Natural Resources Canada is working on new guidelines for homebuilders that will make new houses easier to retrofit for solar, even if the solar panels are installed long after the construction of the house.
The “Photovoltaic Ready Guidelines” make recommendations that are easy and inexpensive to execute during construction that will save homeowners a lot of money if they decide to install solar panels down the road. The draft guidelines can be found on NRCan’s website nrcan-rncan.gc.ca, and since the guidelines are in draft form, homeowners and home builders should ensure they are working with the most recent version.
The guidelines do a great job of providing information on how to build a home that is optimized for solar. The document covers topics like:
- Roof access
- Code Compliance
- Making sure that your solar panels installation is Ontario code-compliant is essential to the success of a project.
- Roof angle
- Determining the best angle to capture the maximum benefits from the solar installation, based on the latitude and seasonal angle of the sun at your location.
- Roof size
- Identifying on the house plans a large roof area to allow the installation of a photovoltaic array with a design energy output to offset a significant portion of the annual energy budget of the house.
- Conduit sizing
- Wall space for inverters
- Inverters and other BOS components need to be placed near your main electrical panel, and making sure that there is adequate space can save a lot of work down the road.
- Snow and wind loads
- The guide does not go deeply into the topic of loads, but it does a good job of laying out the issues surrounding a properly engineered racking system. Truss sizes, snow loads and more are discussed.

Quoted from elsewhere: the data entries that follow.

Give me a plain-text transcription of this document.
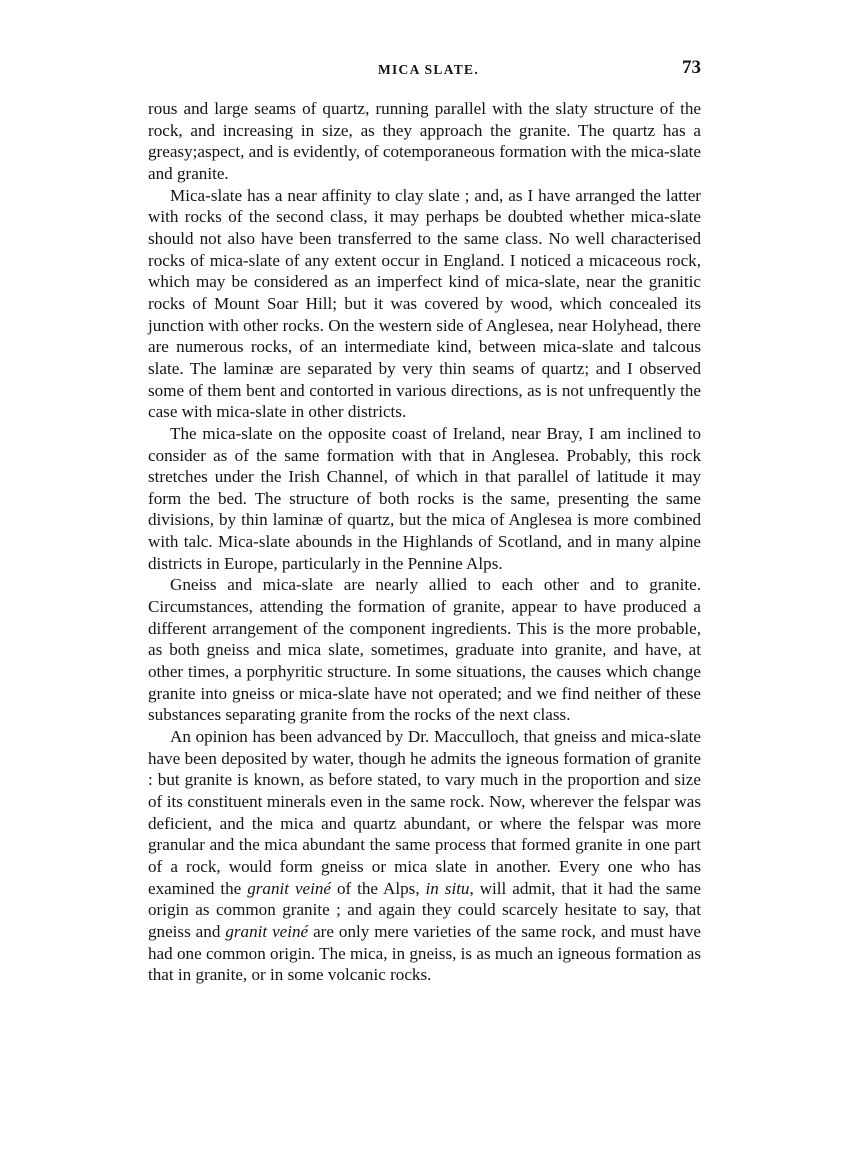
MICA SLATE.	73

rous and large seams of quartz, running parallel with the slaty structure of the rock, and increasing in size, as they approach the granite. The quartz has a greasy;aspect, and is evidently, of cotemporaneous formation with the mica-slate and granite.

Mica-slate has a near affinity to clay slate ; and, as I have arranged the latter with rocks of the second class, it may perhaps be doubted whether mica-slate should not also have been transferred to the same class. No well characterised rocks of mica-slate of any extent occur in England. I noticed a micaceous rock, which may be considered as an imperfect kind of mica-slate, near the granitic rocks of Mount Soar Hill; but it was covered by wood, which concealed its junction with other rocks. On the western side of Anglesea, near Holyhead, there are numerous rocks, of an intermediate kind, between mica-slate and talcous slate. The laminæ are separated by very thin seams of quartz; and I observed some of them bent and contorted in various directions, as is not unfrequently the case with mica-slate in other districts.

The mica-slate on the opposite coast of Ireland, near Bray, I am inclined to consider as of the same formation with that in Anglesea. Probably, this rock stretches under the Irish Channel, of which in that parallel of latitude it may form the bed. The structure of both rocks is the same, presenting the same divisions, by thin laminæ of quartz, but the mica of Anglesea is more combined with talc. Mica-slate abounds in the Highlands of Scotland, and in many alpine districts in Europe, particularly in the Pennine Alps.

Gneiss and mica-slate are nearly allied to each other and to granite. Circumstances, attending the formation of granite, appear to have produced a different arrangement of the component ingredients. This is the more probable, as both gneiss and mica slate, sometimes, graduate into granite, and have, at other times, a porphyritic structure. In some situations, the causes which change granite into gneiss or mica-slate have not operated; and we find neither of these substances separating granite from the rocks of the next class.

An opinion has been advanced by Dr. Macculloch, that gneiss and mica-slate have been deposited by water, though he admits the igneous formation of granite : but granite is known, as before stated, to vary much in the proportion and size of its constituent minerals even in the same rock. Now, wherever the felspar was deficient, and the mica and quartz abundant, or where the felspar was more granular and the mica abundant the same process that formed granite in one part of a rock, would form gneiss or mica slate in another. Every one who has examined the granit veiné of the Alps, in situ, will admit, that it had the same origin as common granite ; and again they could scarcely hesitate to say, that gneiss and granit veiné are only mere varieties of the same rock, and must have had one common origin. The mica, in gneiss, is as much an igneous formation as that in granite, or in some volcanic rocks.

The document is packed with helpful illustrations and includes an excellent reference section at the end with live links that will be helpful for anyone planning a house project where they hope to eventually install solar. By doing this work up front, it allows homeowners to save money on the installation of a future photovoltaic system while increasing the value of their home. For builders, it offers the tools to provide an environmentally-conscious, low-cost upgrade to new homes; and for solar manufacturers and installers, this practice encourages the uptake of photovoltaic systems.
The guidelines are still in draft form, but will be ready for adoption later in 2017. Putting these guidelines in place is another excellent example of a forward looking approach to solar adoption. By encouraging simple upgrades during the construction of new homes, the potential for new rooftop solar generation is increased with little or no coast to builders and homeowners.